Government agencies are indirectly supporting investment in
Instem technologies through funding a wide variety of commercial
organisations and research institutes as well as purchasing
solutions directly for their government research facilities.
Through this, Instem's products can also be mandated by authorities
for use by third parties involved in public sector programmes.
Growth Strategy
Instem will continue to focus on growing organically through
further penetration of existing product suites into pharmaceutical
organisations, CROs and research institutions. The Company's aim is
to increase recurring revenues and growth by maintaining market
leadership with established product suites and introducing new
solutions organically, acquisitively and through exclusive third
party arrangements, which satisfy an ever increasing proportion of
the early drug development market.
The approaching deadline for the requirement to submit SEND data
sets presents an important opportunity for Centrus. The growing
need for the management of 'Big Data' represents an opportunity for
Instem Scientific as companies look to mine large amounts of
historical data for the generation of scientific insight.
The trend, where large pharmaceutical organisations prefer to
select a smaller number of strategic providers for their research
software needs, continues to be the key focus of the Company's
acquisition strategy. The Company will continue to selectively
pursue additional bolt-on acquisitions that provide access to
adjacent markets and additional growth prospects.
Financial Review
The financial results demonstrate a solid performance in the
year with total revenues at GBP11.4m (2012: GBP10.7m). As described
in the Chairman's Statement, although market conditions were
challenging and resulted in the delay in one particularly
significant perpetual licence, there are nascent signs of a
recovery in end markets. Growth in revenues was principally driven
from the UK, with an increase from GBP1.3m in 2012 to GBP2.5m,
driven by new business orders for ALPHADAS received from
Retroscreen Virology,
Instem's business model consists of perpetual licence fees,
annual support, SaaS subscriptions and professional services.

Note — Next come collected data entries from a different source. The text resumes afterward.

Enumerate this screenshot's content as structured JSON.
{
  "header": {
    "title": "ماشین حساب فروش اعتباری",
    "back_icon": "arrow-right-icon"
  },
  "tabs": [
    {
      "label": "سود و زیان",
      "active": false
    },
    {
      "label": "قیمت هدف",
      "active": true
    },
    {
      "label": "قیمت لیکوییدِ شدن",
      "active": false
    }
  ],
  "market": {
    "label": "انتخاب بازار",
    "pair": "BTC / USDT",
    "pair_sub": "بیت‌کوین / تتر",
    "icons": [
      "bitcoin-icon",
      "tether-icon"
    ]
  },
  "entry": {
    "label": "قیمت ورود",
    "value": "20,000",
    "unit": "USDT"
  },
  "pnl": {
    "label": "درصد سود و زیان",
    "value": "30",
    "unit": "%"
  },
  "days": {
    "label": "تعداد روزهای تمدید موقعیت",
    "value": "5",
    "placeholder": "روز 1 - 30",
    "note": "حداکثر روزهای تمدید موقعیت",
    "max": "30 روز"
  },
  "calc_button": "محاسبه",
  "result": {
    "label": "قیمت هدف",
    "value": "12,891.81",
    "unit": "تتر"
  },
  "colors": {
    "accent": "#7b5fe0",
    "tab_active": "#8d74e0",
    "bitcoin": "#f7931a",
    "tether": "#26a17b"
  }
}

Approximately 72% of revenue was recurring in nature (2012: 70%),
principally from annual support fees and SaaS subscriptions, with a
small contribution from professional fees.
The Company continues to generate the majority of its revenue in
US dollars and therefore we continued to hedge against currency
fluctuations. In the period the average exchange rate was
$1.5707/GBP1.00 compared with an average exchange rate in 2012 of
$1.5888/GBP1.00.
The profit from operations before amortisation on acquired
intangibles, share based payment and non-recurring costs for the
year was GBP1.5m (2012: GBP1.3m). Operating expenses, comprising
primarily salary costs, increased by GBP0.5m in the year reflecting
the two acquisitions during the year.
Amortisation increased due to the acquisitions to GBP0.6m (2012:
GBP0.4m)
Development costs incurred in the period were GBP1.8m (2012:
GBP1.7m), of which GBP0.3m was capitalised (2012: GBP0.3m).
Non-recurring costs of GBP0.2m include legal and professional
fees associated with the two completed acquisitions during the
year.
There was an increase in the funding deficit on the Company's
defined benefit pension scheme during the period calculated in
accordance with the provisions of IAS19 that amounted to GBP0.6m,
net of deferred tax (2012: GBP1.4m), which has been recognised in
Other Comprehensive Expense. This was a non-cash charge in the
period and arose primarily as a result of higher inflation rates
used for calculation of the liabilities, partially offset by higher
expected returns on assets. As part of the scheme's triennial
actuarial valuation as at 5 April 2011, the Company has agreed a
schedule of payments to the scheme with the trustees and the
Pensions Regulator that is designed to eliminate the funding
deficit over an eight year period. The defined benefit pension
scheme has remained closed to new members since 2000 and to future
accrual since 2008.
Cash generated from operations was GBP2.0m (2012: GBP0.4m). The
Group had cash reserves of GBP2.1m as at 31 December 2013, compared
with GBP2.5m as at 31 December 2012, after making initial payments
(net of cash acquired) for the two acquisitions during the year of
GBP1.6m.
In line with previous periods, and our current policy of
retaining cash within the business to capitalise on the available
growth opportunities, the Board has not recommended the payment of
a dividend.
Outlook
The past year has seen the Group continue to increase its share
of the preclinical market and make important strategic progress
including expansion of its product sets and entry into the early
phase clinical market. The increase in new SaaS deals signed in the
year is particularly pleasing. Our SaaS offer is compelling for
clients and provides the Group with increasing long-term revenue
visibility.
Instem, like other pharmaceutical services companies, is
beginning to see an improvement in its end markets, with the global
pharmaceutical market re-focusing its efforts into early stage
development work. In addition, the industry's regulatory and fiscal
pressures continue to work in Instem's favour, driving demand for
all areas of our product portfolio.
With the benefit of a full year's contribution from both the
Instem Clinical and more recent Perceptive Instruments
acquisitions, we look forward to 2014 with confidence.
Phil Reason
Chief Executive
26 March 2014
Consolidated Statement of Comprehensive Income
For the year ended 31 December 2013
Note Year ended Year ended
31 December 2013 31 December 2012
Continuing Operations GBP000 GBP000
REVENUE 2 11,361 10,661
Operating expenses (9,685) (9,157)
Amortisation of internally generated intangibles (226) (164)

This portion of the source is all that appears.